By Jane Butler
Guest Column 

The BURG

 

December 15, 2011



Elvira Laidlaw, co-author of Wait's Mill, told about the early 1900s worship at the new Little Brown Church on the corner of Main and Fifth streets (the First Presbyterian Church). This church was built in 1887. Before that time (1869), the citizens of Waitsburg celebrated at the new school house on Academy Street for Christmas.

Her very first remembrance was of the Christmas exercise. She remembered dimly "the first Christmas tree and the decorations - the filling of bags of popcorn and nuts. There were recitations and dialogues by the pupils, and there was music." Earlier in 1871, a church building had been erected on the corner of Coppei Avenue and East Third Street. After the church was built, the community exercises were held there instead of at the school.

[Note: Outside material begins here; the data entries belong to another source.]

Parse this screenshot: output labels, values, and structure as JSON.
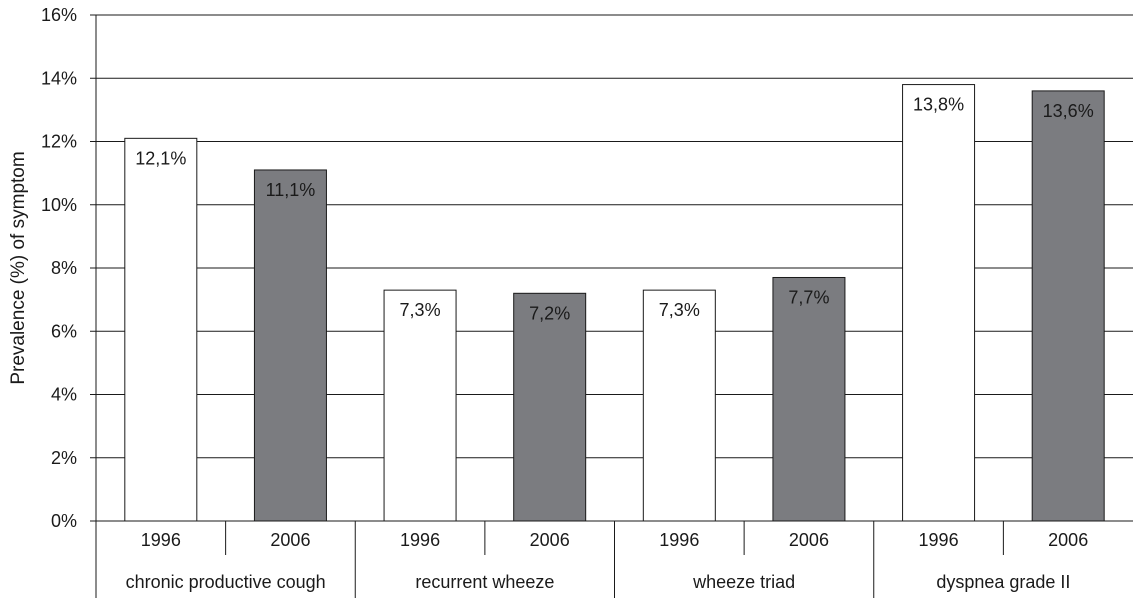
{
  "chart_data": {
    "type": "bar",
    "ylabel": "Prevalence (%) of symptom",
    "ylim": [
      0,
      16
    ],
    "y_ticks": [
      0,
      2,
      4,
      6,
      8,
      10,
      12,
      14,
      16
    ],
    "y_tick_labels": [
      "0%",
      "2%",
      "4%",
      "6%",
      "8%",
      "10%",
      "12%",
      "14%",
      "16%"
    ],
    "grid": true,
    "groups": [
      {
        "name": "chronic productive cough",
        "bars": [
          {
            "year": "1996",
            "value": 12.1,
            "label": "12,1%"
          },
          {
            "year": "2006",
            "value": 11.1,
            "label": "11,1%"
          }
        ]
      },
      {
        "name": "recurrent wheeze",
        "bars": [
          {
            "year": "1996",
            "value": 7.3,
            "label": "7,3%"
          },
          {
            "year": "2006",
            "value": 7.2,
            "label": "7,2%"
          }
        ]
      },
      {
        "name": "wheeze triad",
        "bars": [
          {
            "year": "1996",
            "value": 7.3,
            "label": "7,3%"
          },
          {
            "year": "2006",
            "value": 7.7,
            "label": "7,7%"
          }
        ]
      },
      {
        "name": "dyspnea grade II",
        "bars": [
          {
            "year": "1996",
            "value": 13.8,
            "label": "13,8%"
          },
          {
            "year": "2006",
            "value": 13.6,
            "label": "13,6%"
          }
        ]
      }
    ],
    "series_colors": {
      "1996": "#ffffff",
      "2006": "#7b7c80"
    }
  }
}
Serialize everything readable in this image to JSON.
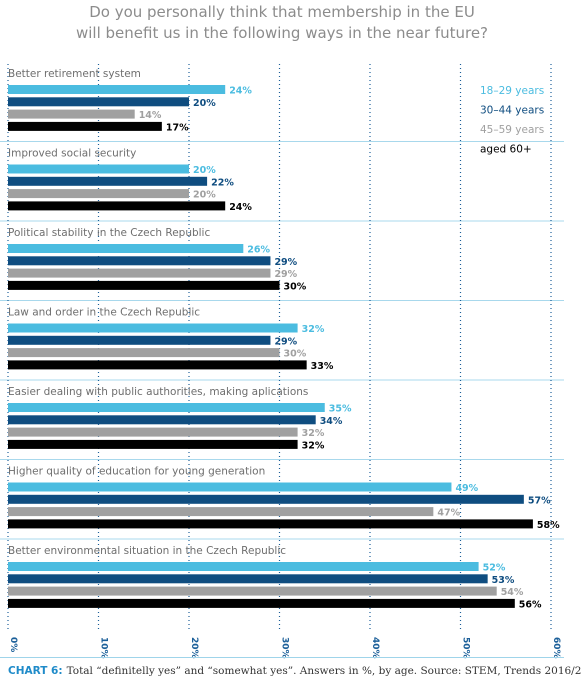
{
  "chart_data": {
    "type": "bar",
    "orientation": "horizontal",
    "title": [
      "Do you personally think that membership in the EU",
      "will benefit us in the following ways in the near future?"
    ],
    "categories": [
      "Better retirement system",
      "Improved social security",
      "Political stability in the Czech Republic",
      "Law and order in the Czech Republic",
      "Easier dealing with public authorities, making aplications",
      "Higher quality of education for young generation",
      "Better environmental situation in the Czech Republic"
    ],
    "series": [
      {
        "name": "18–29 years",
        "color": "#4bbce0",
        "values": [
          24,
          20,
          26,
          32,
          35,
          49,
          52
        ]
      },
      {
        "name": "30–44 years",
        "color": "#0f4d80",
        "values": [
          20,
          22,
          29,
          29,
          34,
          57,
          53
        ]
      },
      {
        "name": "45–59 years",
        "color": "#a0a0a0",
        "values": [
          14,
          20,
          29,
          30,
          32,
          47,
          54
        ]
      },
      {
        "name": "aged 60+",
        "color": "#000000",
        "values": [
          17,
          24,
          30,
          33,
          32,
          58,
          56
        ]
      }
    ],
    "xlim": [
      0,
      60
    ],
    "ticks": [
      0,
      10,
      20,
      30,
      40,
      50,
      60
    ],
    "tick_labels": [
      "0%",
      "10%",
      "20%",
      "30%",
      "40%",
      "50%",
      "60%"
    ],
    "value_suffix": "%",
    "legend_position": "top-right",
    "grid": "dotted-vertical"
  },
  "footer": {
    "label": "CHART 6:",
    "text": "Total “definitelly yes” and “somewhat yes”. Answers in %, by age. Source: STEM, Trends 2016/2"
  }
}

The Christmas tree had to be brought from the mountains - "fancifully cut streamers made from brightly colored tissue paper draped the tree. The first lights at the school house were candles, but when the church was built, lamps were used. They were set in brackets attached to the walls.

The program was finished when Santa came. Every child and everyone was given something."

In the Little Brown Church on the Corner:

"On Christmas Eve, the church was all glitter and commotion. Bright ornaments and sparkling tapers hellip; No other church occasion could compare with Christmas Eve, the woodsy fragrance of fir and the sparkle of tinsel and colored candles.

The rousing arrival of Santa Claus, people calling 'Merry Christmas' to each other as they departed after it was over, some of them in sleighs and bobsleds with bells jingling. The walk home for those who lived in town, through the clear cold night, the snowy sidewalk creaking at every step."

Bonnie Witt and I taught Sunday school during the late 1940s and early 1950s at the First Presbyterian Church on the corner of Fifth and Main streets that replaced the Little Brown Church. Martha Kenney joined us later.

The Sunday School classes were for four- and five-year-old children. What a joy that was!

Conditions and performances were similar, but not enough snow for Santa during that time to arrive in a sleigh. We didn't have to use candles for light, or on the tree. But, our performances of the Nativity Scene with a live lamb one year, held by Tony Hulce, and properly diapered for the occasion. Everyone learned their parts, but just a few were struck with stage fright.